II. Les incertitudes pesant sur la mise en œuvre de ce dispositif protecteur des autorisations d’urbanisme

La nécessaire précision des « motifs étrangers aux règles d’urbanisme applicables au projet »

L’article L. 600-12-1 du CU n’apporte aucun élément permettant  de cerner la notion de « motifs étrangers aux règles d’urbanisme applicables au projet ».

Ainsi que le commentent Mmes Christine Mauguë et Cécile Barrois de Sarigny [4], « (…) cette formule gagnera à être éclairée par la jurisprudence », tout particulièrement sur le point de savoir si un vice de légalité externe affectant le document d’urbanisme constitue, par hypothèse, un motif étranger aux règles d’urbanisme applicables à une autorisation délivrée sous son empire.

Seule la CAA de Marseille [5] semble avoir fait application à ce jour de ces dispositions, jugeant qu’un motif tiré de l’insuffisante motivation des conclusions du commissaire enquêteur et de son rapport « constitue un motif étranger aux règles d’urbanisme applicables au projet ».
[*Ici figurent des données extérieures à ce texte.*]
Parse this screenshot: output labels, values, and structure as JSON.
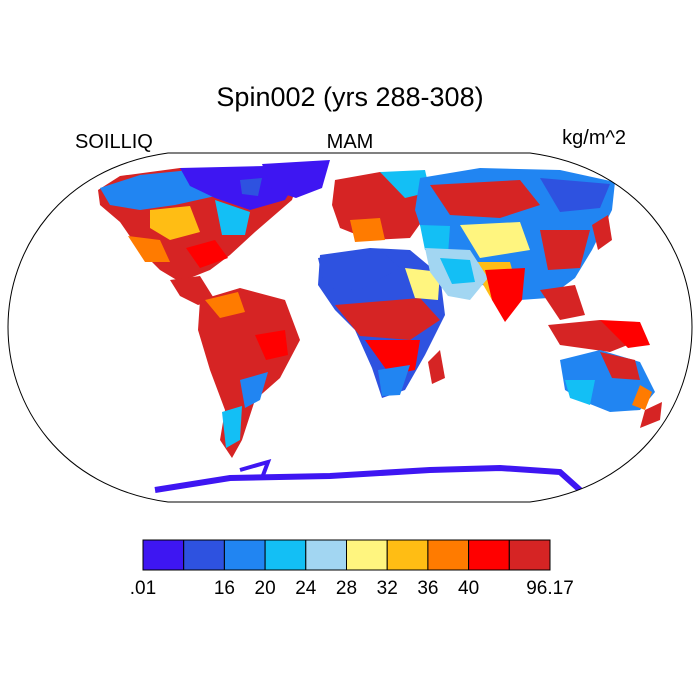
{
  "title": "Spin002 (yrs 288-308)",
  "left_label": "SOILLIQ",
  "center_label": "MAM",
  "right_label": "kg/m^2",
  "colorbar": {
    "colors": [
      "#3e16f2",
      "#2e52e0",
      "#2185f2",
      "#13bff5",
      "#a2d6f2",
      "#fff57f",
      "#ffbd14",
      "#ff7b00",
      "#ff0000",
      "#d62424"
    ],
    "labels": [
      ".01",
      "",
      "16",
      "20",
      "24",
      "28",
      "32",
      "36",
      "40",
      "",
      "96.17"
    ]
  },
  "chart_data": {
    "type": "heatmap",
    "title": "Spin002 (yrs 288-308)",
    "variable": "SOILLIQ",
    "season": "MAM",
    "units": "kg/m^2",
    "range": [
      0.01,
      96.17
    ]
  }
}
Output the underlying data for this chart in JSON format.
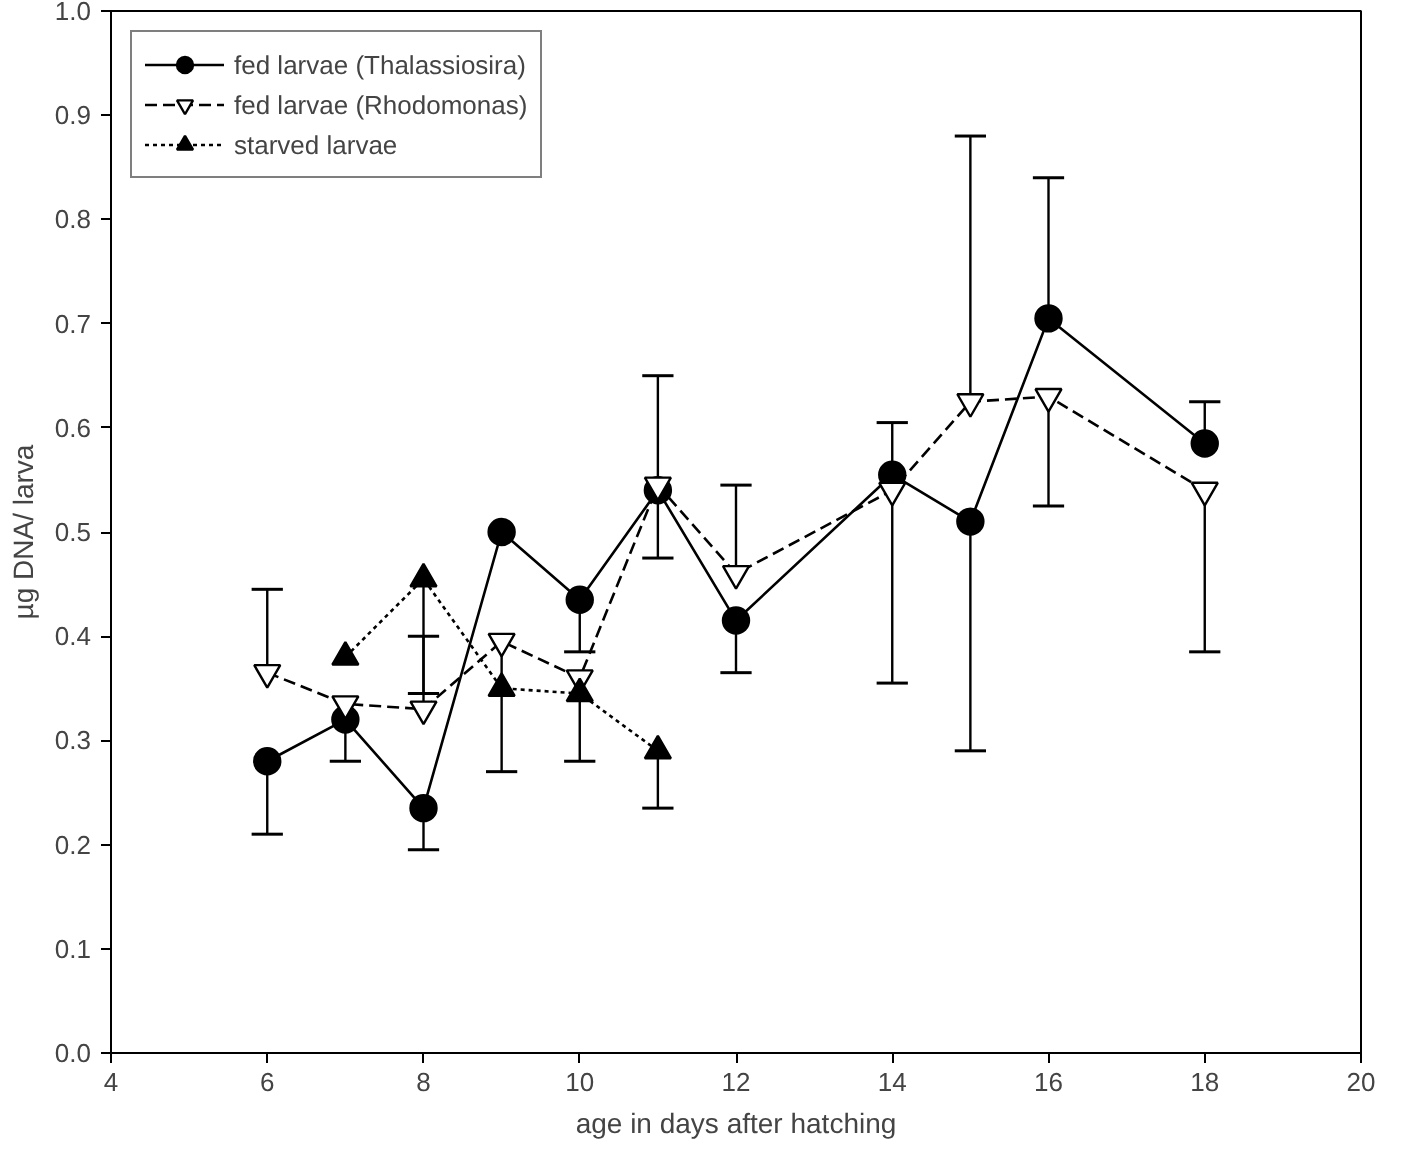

La question de l’application de ces dispositions nouvelles aux instances en cours

Reste à savoir si ces dispositions nouvelles sont applicables aux instances en cours.
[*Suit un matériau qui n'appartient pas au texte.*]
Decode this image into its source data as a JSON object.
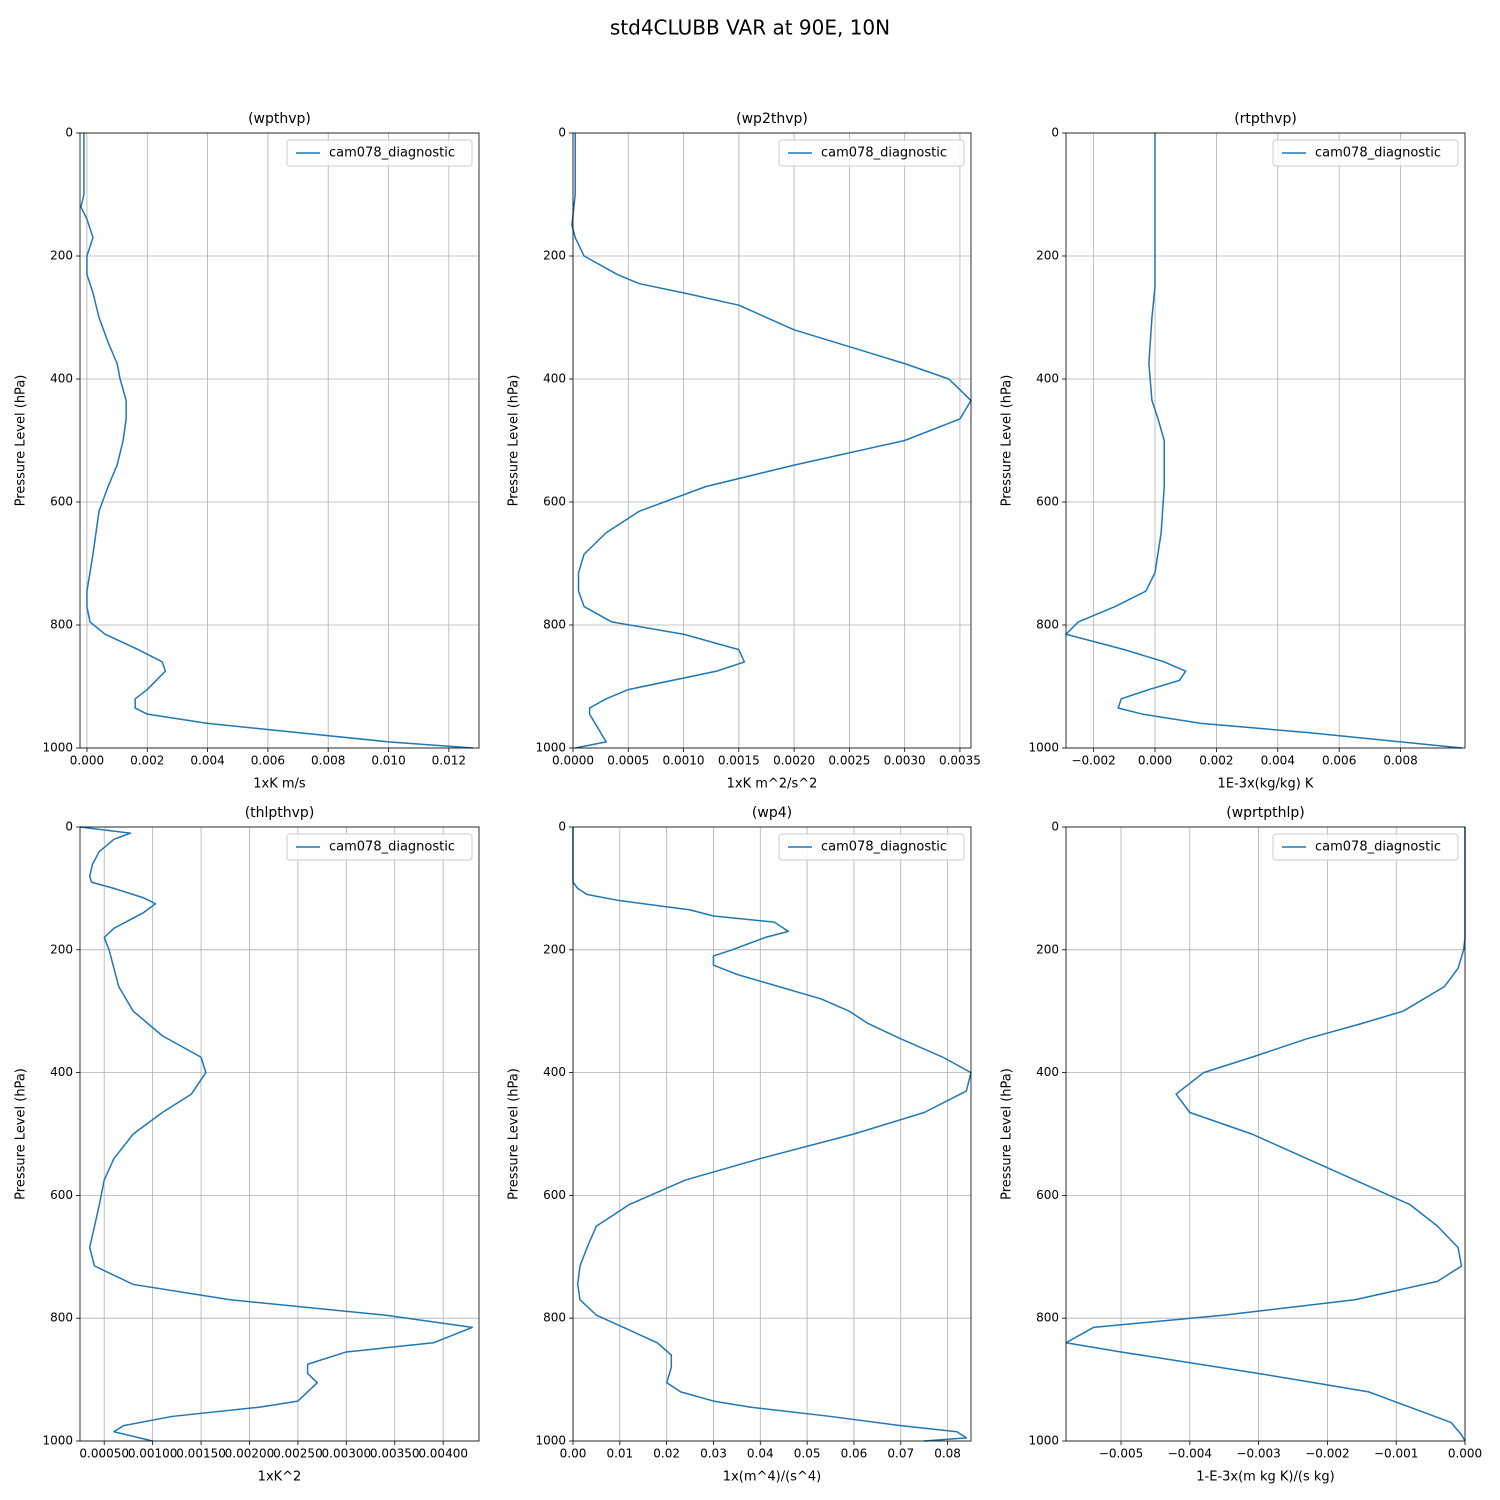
{
  "title": "std4CLUBB VAR at 90E, 10N",
  "chart_data": [
    {
      "type": "line",
      "title": "(wpthvp)",
      "x_label": "1xK m/s",
      "y_label": "Pressure Level (hPa)",
      "y": [
        0,
        50,
        100,
        120,
        140,
        170,
        200,
        230,
        260,
        300,
        340,
        375,
        400,
        435,
        465,
        500,
        540,
        575,
        615,
        650,
        685,
        715,
        745,
        770,
        795,
        815,
        840,
        860,
        875,
        905,
        920,
        935,
        945,
        960,
        975,
        990,
        1000
      ],
      "series": [
        {
          "name": "cam078_diagnostic",
          "color": "#1f77b4",
          "values": [
            -0.0001,
            -0.0001,
            -0.0001,
            -0.0002,
            0,
            0.0002,
            0,
            0,
            0.0002,
            0.0004,
            0.0007,
            0.001,
            0.0011,
            0.0013,
            0.0013,
            0.0012,
            0.001,
            0.0007,
            0.0004,
            0.0003,
            0.0002,
            0.0001,
            0,
            0,
            0.0001,
            0.0006,
            0.0017,
            0.0025,
            0.0026,
            0.002,
            0.0016,
            0.0016,
            0.002,
            0.004,
            0.007,
            0.01,
            0.0128
          ]
        }
      ],
      "xlim": [
        -0.00023,
        0.013
      ],
      "ylim": [
        1000,
        0
      ],
      "xticks": [
        {
          "value": 0,
          "label": "0.000"
        },
        0.002,
        0.004,
        0.006,
        0.008,
        {
          "value": 0.01,
          "label": "0.010"
        },
        0.012
      ],
      "yticks": [
        0,
        200,
        400,
        600,
        800,
        1000
      ],
      "grid": true,
      "legend": "upper right"
    },
    {
      "type": "line",
      "title": "(wp2thvp)",
      "x_label": "1xK m^2/s^2",
      "y_label": "Pressure Level (hPa)",
      "y": [
        0,
        50,
        100,
        150,
        170,
        200,
        210,
        230,
        245,
        260,
        280,
        320,
        375,
        400,
        435,
        465,
        500,
        540,
        575,
        615,
        650,
        685,
        715,
        745,
        770,
        795,
        815,
        840,
        860,
        875,
        905,
        920,
        935,
        945,
        960,
        975,
        990,
        1000
      ],
      "series": [
        {
          "name": "cam078_diagnostic",
          "color": "#1f77b4",
          "values": [
            2e-05,
            2e-05,
            2e-05,
            -1e-05,
            2e-05,
            0.0001,
            0.0002,
            0.0004,
            0.0006,
            0.001,
            0.0015,
            0.002,
            0.003,
            0.0034,
            0.0036,
            0.0035,
            0.003,
            0.002,
            0.0012,
            0.0006,
            0.0003,
            0.0001,
            5e-05,
            5e-05,
            0.0001,
            0.00035,
            0.001,
            0.0015,
            0.00155,
            0.0013,
            0.0005,
            0.0003,
            0.00015,
            0.00015,
            0.0002,
            0.00025,
            0.0003,
            2e-05
          ]
        }
      ],
      "xlim": [
        0,
        0.0036
      ],
      "ylim": [
        1000,
        0
      ],
      "xticks": [
        {
          "value": 0,
          "label": "0.0000"
        },
        0.0005,
        {
          "value": 0.001,
          "label": "0.0010"
        },
        0.0015,
        {
          "value": 0.002,
          "label": "0.0020"
        },
        0.0025,
        {
          "value": 0.003,
          "label": "0.0030"
        },
        0.0035
      ],
      "yticks": [
        0,
        200,
        400,
        600,
        800,
        1000
      ],
      "grid": true,
      "legend": "upper right"
    },
    {
      "type": "line",
      "title": "(rtpthvp)",
      "x_label": "1E-3x(kg/kg) K",
      "y_label": "Pressure Level (hPa)",
      "y": [
        0,
        100,
        200,
        250,
        300,
        375,
        435,
        465,
        500,
        540,
        575,
        650,
        715,
        745,
        770,
        795,
        815,
        840,
        860,
        875,
        890,
        905,
        920,
        935,
        945,
        960,
        975,
        990,
        1000
      ],
      "series": [
        {
          "name": "cam078_diagnostic",
          "color": "#1f77b4",
          "values": [
            0,
            0,
            0,
            0,
            -0.0001,
            -0.0002,
            -0.0001,
            0.0001,
            0.0003,
            0.0003,
            0.0003,
            0.0002,
            0,
            -0.0003,
            -0.0013,
            -0.0025,
            -0.0029,
            -0.001,
            0.0003,
            0.001,
            0.0008,
            -0.0002,
            -0.0011,
            -0.0012,
            -0.0004,
            0.0015,
            0.005,
            0.008,
            0.01
          ]
        }
      ],
      "xlim": [
        -0.0029,
        0.0101
      ],
      "ylim": [
        1000,
        0
      ],
      "xticks": [
        {
          "value": -0.002,
          "label": "−0.002"
        },
        {
          "value": 0,
          "label": "0.000"
        },
        0.002,
        0.004,
        0.006,
        0.008
      ],
      "yticks": [
        0,
        200,
        400,
        600,
        800,
        1000
      ],
      "grid": true,
      "legend": "upper right"
    },
    {
      "type": "line",
      "title": "(thlpthvp)",
      "x_label": "1xK^2",
      "y_label": "Pressure Level (hPa)",
      "y": [
        0,
        10,
        20,
        40,
        60,
        80,
        90,
        100,
        115,
        125,
        140,
        165,
        180,
        200,
        230,
        260,
        300,
        340,
        375,
        400,
        435,
        465,
        500,
        540,
        575,
        615,
        650,
        685,
        715,
        745,
        770,
        795,
        815,
        840,
        855,
        875,
        890,
        905,
        935,
        945,
        960,
        975,
        985,
        1000
      ],
      "series": [
        {
          "name": "cam078_diagnostic",
          "color": "#1f77b4",
          "values": [
            0.00025,
            0.00077,
            0.0006,
            0.00045,
            0.00038,
            0.00035,
            0.00037,
            0.0006,
            0.0009,
            0.00103,
            0.0009,
            0.0006,
            0.0005,
            0.00055,
            0.0006,
            0.00065,
            0.0008,
            0.0011,
            0.0015,
            0.00155,
            0.0014,
            0.0011,
            0.0008,
            0.0006,
            0.0005,
            0.00045,
            0.0004,
            0.00035,
            0.0004,
            0.0008,
            0.0018,
            0.0034,
            0.0043,
            0.0039,
            0.003,
            0.0026,
            0.0026,
            0.0027,
            0.0025,
            0.0021,
            0.0012,
            0.0007,
            0.0006,
            0.001
          ]
        }
      ],
      "xlim": [
        0.00025,
        0.00437
      ],
      "ylim": [
        1000,
        0
      ],
      "xticks": [
        {
          "value": 0.0005,
          "label": "0.00050"
        },
        {
          "value": 0.001,
          "label": "0.00100"
        },
        {
          "value": 0.0015,
          "label": "0.00150"
        },
        {
          "value": 0.002,
          "label": "0.00200"
        },
        {
          "value": 0.0025,
          "label": "0.00250"
        },
        {
          "value": 0.003,
          "label": "0.00300"
        },
        {
          "value": 0.0035,
          "label": "0.00350"
        },
        {
          "value": 0.004,
          "label": "0.00400"
        }
      ],
      "yticks": [
        0,
        200,
        400,
        600,
        800,
        1000
      ],
      "grid": true,
      "legend": "upper right"
    },
    {
      "type": "line",
      "title": "(wp4)",
      "x_label": "1x(m^4)/(s^4)",
      "y_label": "Pressure Level (hPa)",
      "y": [
        0,
        90,
        100,
        110,
        120,
        135,
        145,
        155,
        170,
        180,
        200,
        210,
        225,
        240,
        280,
        300,
        320,
        345,
        375,
        400,
        430,
        465,
        500,
        540,
        575,
        615,
        650,
        685,
        715,
        745,
        770,
        795,
        840,
        860,
        880,
        905,
        920,
        935,
        945,
        960,
        975,
        985,
        995,
        1000
      ],
      "series": [
        {
          "name": "cam078_diagnostic",
          "color": "#1f77b4",
          "values": [
            0,
            0,
            0.001,
            0.003,
            0.01,
            0.025,
            0.03,
            0.043,
            0.046,
            0.041,
            0.034,
            0.03,
            0.03,
            0.035,
            0.053,
            0.059,
            0.063,
            0.07,
            0.079,
            0.085,
            0.084,
            0.075,
            0.06,
            0.04,
            0.024,
            0.012,
            0.005,
            0.003,
            0.0015,
            0.001,
            0.0015,
            0.005,
            0.018,
            0.021,
            0.021,
            0.02,
            0.023,
            0.03,
            0.038,
            0.055,
            0.07,
            0.082,
            0.084,
            0.075
          ]
        }
      ],
      "xlim": [
        0,
        0.085
      ],
      "ylim": [
        1000,
        0
      ],
      "xticks": [
        {
          "value": 0,
          "label": "0.00"
        },
        0.01,
        0.02,
        0.03,
        0.04,
        0.05,
        0.06,
        0.07,
        0.08
      ],
      "yticks": [
        0,
        200,
        400,
        600,
        800,
        1000
      ],
      "grid": true,
      "legend": "upper right"
    },
    {
      "type": "line",
      "title": "(wprtpthlp)",
      "x_label": "1-E-3x(m kg K)/(s kg)",
      "y_label": "Pressure Level (hPa)",
      "y": [
        0,
        100,
        180,
        200,
        230,
        260,
        280,
        300,
        320,
        345,
        375,
        400,
        435,
        465,
        500,
        540,
        575,
        615,
        650,
        685,
        715,
        740,
        770,
        795,
        815,
        840,
        855,
        890,
        905,
        920,
        945,
        970,
        990,
        1000
      ],
      "series": [
        {
          "name": "cam078_diagnostic",
          "color": "#1f77b4",
          "values": [
            0,
            0,
            0,
            -2e-05,
            -0.0001,
            -0.0003,
            -0.0006,
            -0.0009,
            -0.0015,
            -0.0023,
            -0.0031,
            -0.0038,
            -0.0042,
            -0.004,
            -0.0031,
            -0.0023,
            -0.0016,
            -0.0008,
            -0.0004,
            -0.0001,
            -5e-05,
            -0.0004,
            -0.0016,
            -0.0035,
            -0.0054,
            -0.0058,
            -0.005,
            -0.003,
            -0.0022,
            -0.0014,
            -0.0008,
            -0.0002,
            -5e-05,
            0
          ]
        }
      ],
      "xlim": [
        -0.0058,
        0
      ],
      "ylim": [
        1000,
        0
      ],
      "xticks": [
        {
          "value": -0.005,
          "label": "−0.005"
        },
        {
          "value": -0.004,
          "label": "−0.004"
        },
        {
          "value": -0.003,
          "label": "−0.003"
        },
        {
          "value": -0.002,
          "label": "−0.002"
        },
        {
          "value": -0.001,
          "label": "−0.001"
        },
        {
          "value": 0,
          "label": "0.000"
        }
      ],
      "yticks": [
        0,
        200,
        400,
        600,
        800,
        1000
      ],
      "grid": true,
      "legend": "upper right"
    }
  ]
}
Sur ce point, la circulaire du 21 décembre 20183 identifie les « mesures d’application immédiate » de la loi Elan, au nombre desquelles figurent celles de l’article L. 600-12-1 du CU, ainsi entrées en vigueur au 1er janvier 2019.

Toutefois, ni cette circulaire, ni la lecture de cette disposition n’apportent de quelconque précision sur l’éventuelle application de ce dispositif aux instances en cours.

La cour administrative d’appel de Marseille [5], a considéré sur ce point – ce qui peut sembler contestable – que l’article L. 600-12-1 du code de l’urbanisme était applicable aux instances en cours (cf. arrêt précité).

Quelques précisions

[1] Loi n° 2018-1021 du 23 novembre 2018 portant évolution du logement, de l’aménagement et du numérique dite « ELAN ».

[2] La règle a été initialement posée par par la loi « Bosson » du 9 février 1994 à l’article L. 125-5 du CU, puis reprise par la loi SRU du 13 décembre 2000 à l’article L. 121-8 du même code.

[3] Circulaire du 21 décembre 2018 de présentation des dispositions d’application immédiate de la loi n°2018-1021 du 23 novembre 2018 portant évolution du logement, de l’aménagement et du numérique (ELAN).

[4] RFDA 2019 p. 33.

[5] CAA Marseille, 12 septembre 2019, n° 18MA04244.